Creating a QQ plot with ggplot2 involves transforming the data into quantiles and using geom_point and geom_abline for plotting points and adding a reference line, respectively.

**Code:**

ggplot(data.frame(theoretical = qqnorm(data, plot = FALSE)$x, sample = data), aes(x = theoretical, y = sample)) + geom_point(shape = 16, color = "blue") + geom_abline(intercept = mean(data), slope = sd(data), color = "red") + labs(title = "ggplot2-Based QQ Plot", x = "Theoretical Quantiles", y = "Sample Quantiles")

**Plot:**

In this example, we use ggplot to generate a QQ plot by mapping the theoretical and sample quantiles to the x and y axes. The geom_point and geom_abline functions add points to the plot and a reference line, respectively. The labs function enables us to customize the appearance and labels.
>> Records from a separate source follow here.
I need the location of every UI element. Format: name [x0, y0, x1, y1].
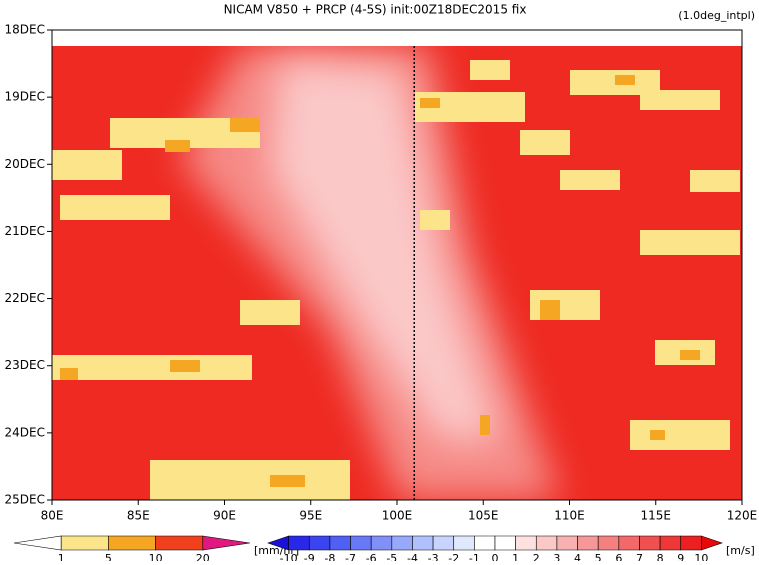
colorbar-segment: [350, 535, 372, 551]
field-band: [270, 60, 500, 440]
colorbar-unit: [m/s]: [726, 544, 755, 557]
colorbar-label: -4: [407, 552, 418, 561]
colorbar-segment: [639, 535, 661, 551]
colorbar-segment: [108, 535, 156, 551]
colorbar-label: 1: [58, 552, 65, 561]
colorbar-label: -9: [304, 552, 315, 561]
colorbar-label: 10: [694, 552, 708, 561]
colorbar-segment: [597, 535, 620, 551]
colorbar-label: 2: [533, 552, 540, 561]
colorbar-segment: [453, 535, 475, 551]
y-tick-label: 22DEC: [5, 291, 45, 305]
colorbar-label: 3: [553, 552, 560, 561]
colorbar-label: -6: [366, 552, 377, 561]
field: [52, 46, 742, 500]
colorbar-label: 8: [657, 552, 664, 561]
colorbar-label: 5: [105, 552, 112, 561]
colorbar-segment: [680, 535, 702, 551]
y-tick-label: 19DEC: [5, 90, 45, 104]
colorbar-label: 4: [574, 552, 581, 561]
colorbar-segment: [13, 535, 62, 551]
colorbar-segment: [556, 535, 578, 551]
colorbar-label: -8: [324, 552, 335, 561]
y-tick-label: 18DEC: [5, 23, 45, 37]
colorbar-segment: [202, 535, 251, 551]
colorbar-segment: [370, 535, 393, 551]
x-tick-label: 120E: [727, 509, 758, 523]
colorbar-label: -1: [469, 552, 480, 561]
colorbar-label: -3: [428, 552, 439, 561]
colorbar-label: 6: [615, 552, 622, 561]
y-tick-label: 20DEC: [5, 157, 45, 171]
y-tick-label: 21DEC: [5, 224, 45, 238]
precip-patches: [60, 75, 700, 487]
x-tick-label: 110E: [554, 509, 585, 523]
chart-title: NICAM V850 + PRCP (4-5S) init:00Z18DEC20…: [224, 3, 527, 17]
colorbar-segment: [659, 535, 682, 551]
colorbar-label: 20: [196, 552, 210, 561]
x-tick-label: 100E: [382, 509, 413, 523]
colorbar-segment: [494, 535, 516, 551]
colorbar-segment: [60, 535, 109, 551]
colorbar-label: -5: [386, 552, 397, 561]
colorbar-segment: [155, 535, 204, 551]
colorbar-segment: [474, 535, 496, 551]
chart-subtitle: (1.0deg_intpl): [678, 9, 755, 22]
x-tick-label: 85E: [127, 509, 150, 523]
y-tick-label: 25DEC: [5, 493, 45, 507]
colorbar-segment: [515, 535, 537, 551]
x-tick-label: 115E: [641, 509, 672, 523]
colorbar-label: 7: [636, 552, 643, 561]
colorbar-label: -10: [280, 552, 298, 561]
colorbar-segment: [577, 535, 599, 551]
y-tick-label: 24DEC: [5, 425, 45, 439]
colorbar-segment: [618, 535, 640, 551]
x-tick-label: 80E: [41, 509, 64, 523]
x-tick-label: 105E: [468, 509, 499, 523]
colorbar-segment: [391, 535, 413, 551]
colorbar-label: -2: [448, 552, 459, 561]
precip-patches: [52, 60, 740, 500]
x-tick-label: 90E: [213, 509, 236, 523]
y-tick-label: 23DEC: [5, 358, 45, 372]
colorbar-segment: [701, 535, 723, 551]
colorbar-label: -7: [345, 552, 356, 561]
colorbar-label: 5: [595, 552, 602, 561]
colorbar-label: 0: [492, 552, 499, 561]
colorbar-label: 1: [512, 552, 519, 561]
colorbar-segment: [329, 535, 351, 551]
colorbar-label: 10: [149, 552, 163, 561]
colorbar-segment: [412, 535, 434, 551]
x-tick-label: 95E: [299, 509, 322, 523]
colorbar-label: 9: [677, 552, 684, 561]
colorbar-segment: [288, 535, 310, 551]
colorbar-segment: [535, 535, 558, 551]
colorbar-segment: [432, 535, 455, 551]
colorbar-segment: [308, 535, 331, 551]
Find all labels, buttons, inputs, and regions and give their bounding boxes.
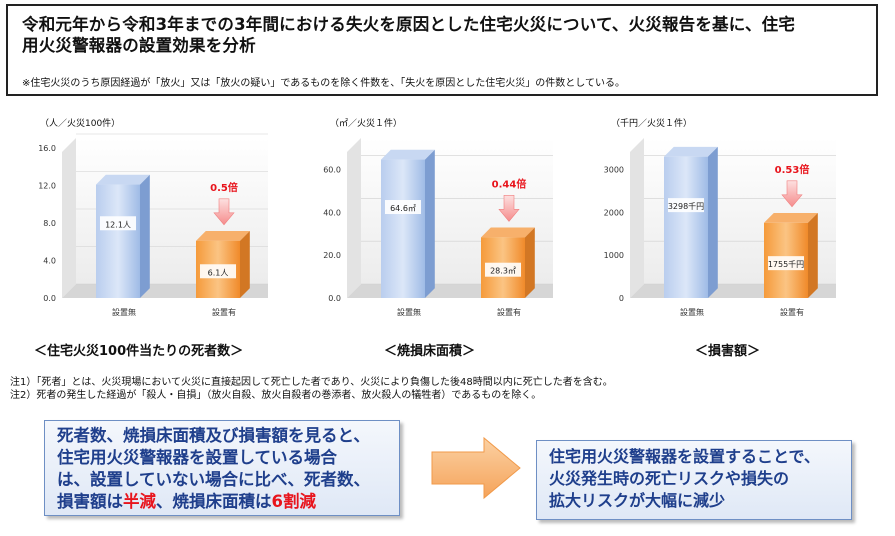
footnote-2: 注2）死者の発生した経過が「殺人・自損」（放火自殺、放火自殺者の巻添者、放火殺人… xyxy=(10,390,542,401)
summary-text-c: 、焼損床面積は xyxy=(156,492,272,511)
summary-right-line-2: 火災発生時の死亡リスクや損失の xyxy=(549,469,790,488)
title-line-1: 令和元年から令和3年までの3年間における失火を原因とした住宅火災について、火災報… xyxy=(22,15,796,34)
y-tick-label: 0 xyxy=(619,294,624,303)
value-label-bg xyxy=(100,216,136,231)
chart-side-wall xyxy=(62,138,76,298)
bar-top-with xyxy=(196,231,250,241)
y-tick-label: 4.0 xyxy=(43,257,56,266)
ratio-label: 0.44倍 xyxy=(492,177,527,190)
x-category-label: 設置有 xyxy=(497,307,521,317)
y-tick-label: 0.0 xyxy=(328,294,341,303)
value-label: 3298千円 xyxy=(668,201,704,211)
footnote-1: 注1）「死者」とは、火災現場において火災に直接起因して死亡した者であり、火災によ… xyxy=(10,377,613,388)
chart2-caption: ＜焼損床面積＞ xyxy=(384,344,476,359)
y-tick-label: 40.0 xyxy=(323,208,341,217)
summary-left-box: 死者数、焼損床面積及び損害額を見ると、 住宅用火災警報器を設置している場合 は、… xyxy=(44,420,400,516)
summary-right-line-1: 住宅用火災警報器を設置することで、 xyxy=(549,447,820,466)
right-arrow-icon xyxy=(431,436,521,500)
x-category-label: 設置無 xyxy=(397,307,421,317)
bar-side-without xyxy=(425,149,435,298)
bar-without-alarm xyxy=(664,156,708,298)
summary-right-line-3: 拡大リスクが大幅に減少 xyxy=(549,491,726,510)
bar-side-without xyxy=(708,146,718,298)
bar-side-with xyxy=(240,231,250,298)
value-label: 6.1人 xyxy=(208,268,229,277)
summary-left-line-2: 住宅用火災警報器を設置している場合 xyxy=(57,448,338,467)
bar-without-alarm xyxy=(381,159,425,298)
ratio-label: 0.5倍 xyxy=(210,181,238,194)
x-category-label: 設置有 xyxy=(780,307,804,317)
value-label-bg xyxy=(200,264,236,279)
value-label: 12.1人 xyxy=(105,220,131,229)
bar-top-without xyxy=(664,146,718,157)
summary-left-line-3: は、設置していない場合に比べ、死者数、 xyxy=(57,470,371,489)
value-label-bg xyxy=(768,256,804,271)
bar-side-with xyxy=(525,227,535,298)
down-arrow-icon xyxy=(781,180,803,208)
summary-left-text: 死者数、焼損床面積及び損害額を見ると、 住宅用火災警報器を設置している場合 は、… xyxy=(57,425,370,513)
summary-right-text: 住宅用火災警報器を設置することで、 火災発生時の死亡リスクや損失の 拡大リスクが… xyxy=(549,446,820,512)
value-label-bg xyxy=(385,200,421,215)
ratio-label: 0.53倍 xyxy=(775,163,810,176)
y-tick-label: 1000 xyxy=(604,251,624,260)
chart2-unit: （㎡／火災１件） xyxy=(330,119,403,129)
header-note: ※住宅火災のうち原因経過が「放火」又は「放火の疑い」であるものを除く件数を、「失… xyxy=(22,78,625,89)
chart1-caption: ＜住宅火災100件当たりの死者数＞ xyxy=(34,344,244,359)
chart-side-wall xyxy=(347,138,361,298)
bar-top-without xyxy=(96,174,150,185)
bar-top-with xyxy=(481,227,535,238)
value-label-bg xyxy=(485,262,521,277)
summary-text-a: 損害額は xyxy=(57,492,123,511)
summary-right-box: 住宅用火災警報器を設置することで、 火災発生時の死亡リスクや損失の 拡大リスクが… xyxy=(536,440,852,520)
summary-left-line-4: 損害額は半減、焼損床面積は6割減 xyxy=(57,491,370,513)
y-tick-label: 16.0 xyxy=(38,144,56,153)
chart1-unit: （人／火災100件） xyxy=(40,119,121,129)
y-tick-label: 0.0 xyxy=(43,294,56,303)
bar-top-with xyxy=(764,212,818,223)
x-category-label: 設置無 xyxy=(680,307,704,317)
chart3-caption: ＜損害額＞ xyxy=(695,344,761,359)
header-box: 令和元年から令和3年までの3年間における失火を原因とした住宅火災について、火災報… xyxy=(6,4,878,96)
y-tick-label: 60.0 xyxy=(323,165,341,174)
chart3-unit: （千円／火災１件） xyxy=(611,119,693,129)
bar-side-without xyxy=(140,174,150,298)
value-label: 28.3㎡ xyxy=(490,267,516,276)
x-category-label: 設置有 xyxy=(212,307,236,317)
page-title: 令和元年から令和3年までの3年間における失火を原因とした住宅火災について、火災報… xyxy=(22,14,874,56)
y-tick-label: 8.0 xyxy=(43,219,56,228)
bar-side-with xyxy=(808,212,818,298)
value-label: 1755千円 xyxy=(768,259,804,269)
summary-left-line-1: 死者数、焼損床面積及び損害額を見ると、 xyxy=(57,426,370,445)
y-tick-label: 20.0 xyxy=(323,251,341,260)
down-arrow-icon xyxy=(213,198,235,226)
down-arrow-icon xyxy=(498,195,520,222)
chart-side-wall xyxy=(630,138,644,298)
value-label: 64.6㎡ xyxy=(390,204,416,213)
footnotes: 注1）「死者」とは、火災現場において火災に直接起因して死亡した者であり、火災によ… xyxy=(10,376,613,402)
y-tick-label: 2000 xyxy=(604,208,624,217)
bar-without-alarm xyxy=(96,184,140,298)
highlight-sixty-percent: 6割減 xyxy=(271,492,316,511)
highlight-half: 半減 xyxy=(123,492,156,511)
y-tick-label: 3000 xyxy=(604,165,624,174)
y-tick-label: 12.0 xyxy=(38,182,56,191)
bar-top-without xyxy=(381,149,435,160)
title-line-2: 用火災警報器の設置効果を分析 xyxy=(22,36,256,55)
value-label-bg xyxy=(668,198,704,213)
x-category-label: 設置無 xyxy=(112,307,136,317)
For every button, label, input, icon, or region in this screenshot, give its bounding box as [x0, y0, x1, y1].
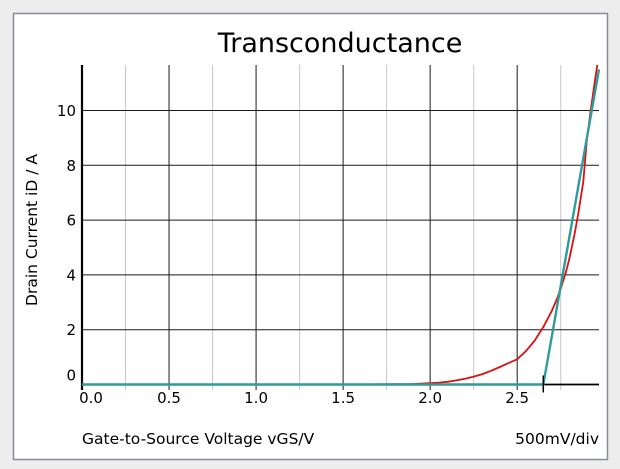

**Customizing ggplot2 QQ Plot**

The flexibility of ggplot2 is what makes it so powerful. **You can further customize the QQ plot by changing its parameters.** For example, you can change the appearance of the points, add confidence intervals, or even change the axis labels.

**Code:**

ggplot(data.frame(theoretical = qqnorm(data, plot = FALSE)$x, sample = data), aes(x = theoretical, y = sample)) + geom_point(shape = 18, color = "green", size = 2) + geom_smooth(method = "lm", se = FALSE, color = "orange") + labs(title = "Customized ggplot2 QQ Plot", x = "Theoretical Quantiles", y = "Sample Quantiles") + theme_minimal()

**Plot:**

In this example, we use geom_smooth with method = "lm" to add a linear regression line without confidence intervals. The shape, color, and size parameters customize the appearance of the points, and theme_minimal provides a clean background.

**Conclusion**

QQ plots are useful tools for determining the normality of a distribution, and R includes several functions for creating them. The qqnorm and qqline functions are quick ways to create basic QQ plots, whereas the qqplot function provides more customization options. For those who want more flexibility and style, ggplot2 offers a powerful framework for creating highly customizable QQ plots. Whether you use base R functions or ggplot2 for QQ plots, understanding these tools is critical for statisticians, data scientists, and researchers alike.